En 15 jours, les pilotes font environ 20 étapes. Ils ne volent pas de nuit car certains n’ont d’ailleurs pas la qualification requise. Ils parcourent environ 800 kilomètres par jour ; les avions ayant une autonomie de 600 milles nautiques (1000 kilomètres), le ravitaillement doit être quotidien.
A chaque étape, les pilotes vont à la rencontre des autorités afin de faire viser leur carnet de bord en souvenir.

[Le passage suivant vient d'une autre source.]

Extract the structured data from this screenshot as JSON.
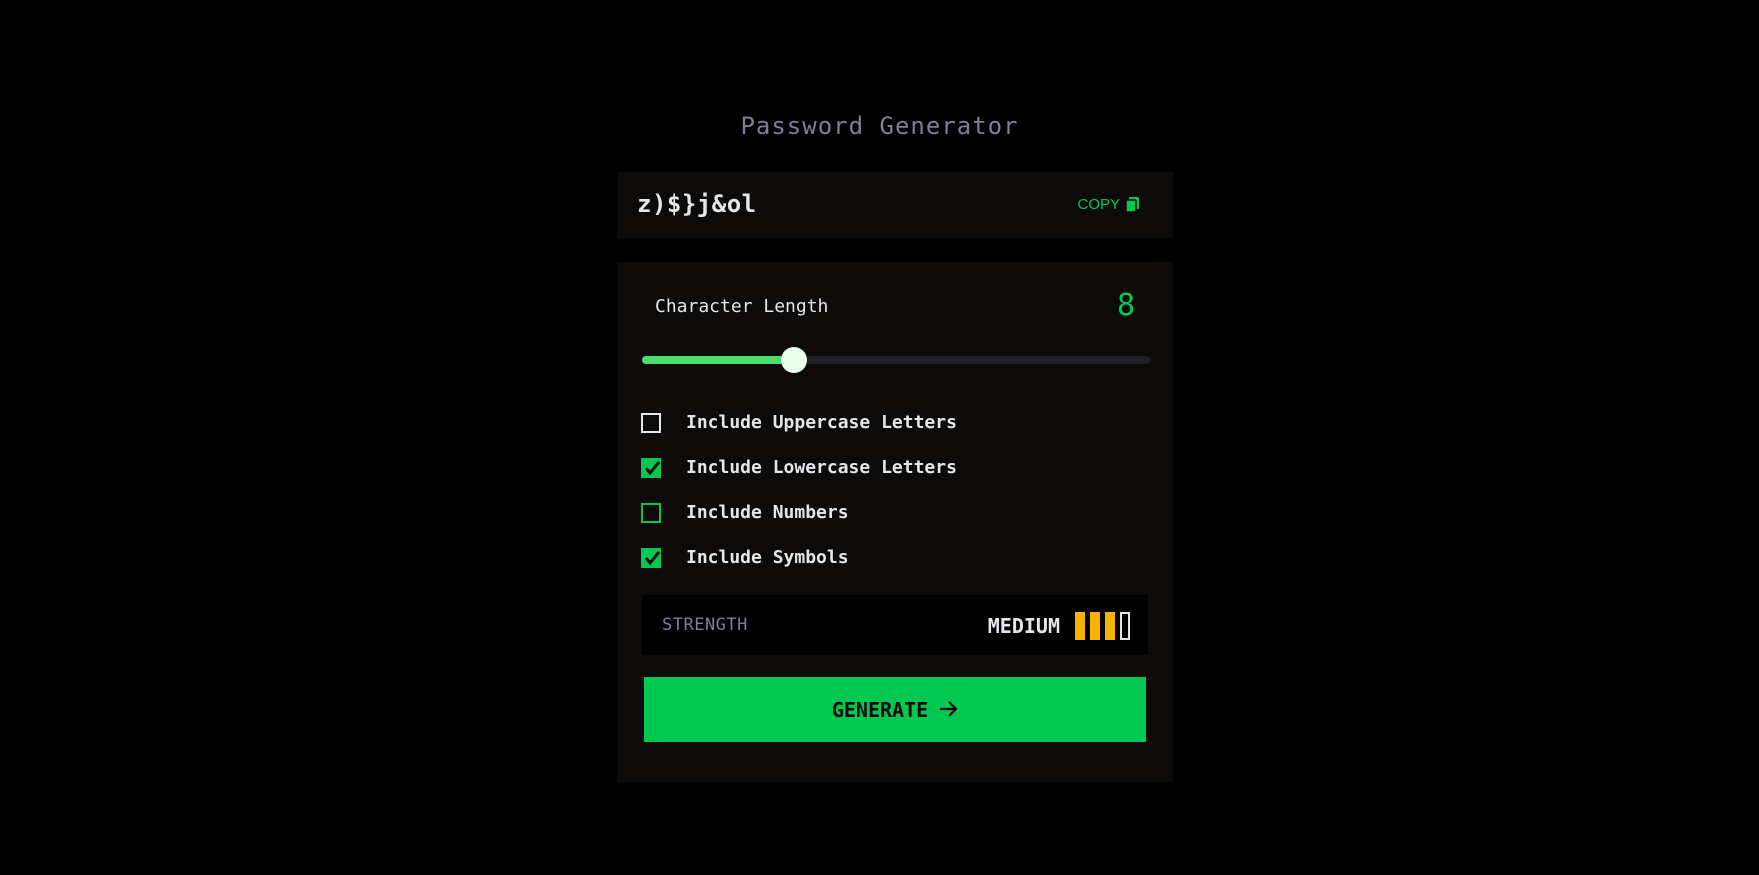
{
  "app": {
    "title": "Password Generator"
  },
  "password": {
    "value": "z)$}j&ol",
    "copy_label": "COPY",
    "copy_icon": "copy-icon"
  },
  "length": {
    "label": "Character Length",
    "value": "8",
    "fraction": 0.3
  },
  "options": [
    {
      "label": "Include Uppercase Letters",
      "checked": false,
      "style": "default"
    },
    {
      "label": "Include Lowercase Letters",
      "checked": true,
      "style": "checked"
    },
    {
      "label": "Include Numbers",
      "checked": false,
      "style": "focused"
    },
    {
      "label": "Include Symbols",
      "checked": true,
      "style": "checked"
    }
  ],
  "strength": {
    "label": "STRENGTH",
    "level_text": "MEDIUM",
    "bars_filled": 3,
    "bars_total": 4
  },
  "generate": {
    "label": "GENERATE",
    "icon": "arrow-right-icon"
  },
  "colors": {
    "accent": "#00c851",
    "bar_fill": "#f8b200",
    "background": "#000000",
    "panel": "#0c0b0a"
  }
}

2004 - L'équipage à bord du ville de Revel entre Cap Juby et Laayoune
Des épreuves variées
Le départ est donné le premier week-end d’octobre, afin d’éviter le Front Inter Tropical qui amène tempêtes et cyclones autour de l’équateur. Cependant, Jean-Louis nous raconte qu’en 1999, le FIT était en retard ; les pilotes ont alors vu le désert «en crue» : oueds, cascades surgissant de nulle part ; fleuves aux embouchures en forme de corolles marron à l’orée des océans. Les pilotes se retrouvent dans des orages, la météo devient plus imprévisible, ce qui est dangereux sur des trajets aussi longs. Le plafond est très bas, la visibilité faible, il s’agit de ne pas se retrouver au milieu d’un grain qui pourrait emporter le petit avion. Jean-Louis a déjà dû faire face à ces mauvaises conditions météo, qui changent rapidement ; il sait qu’il faut réagir au plus vite et au plus juste.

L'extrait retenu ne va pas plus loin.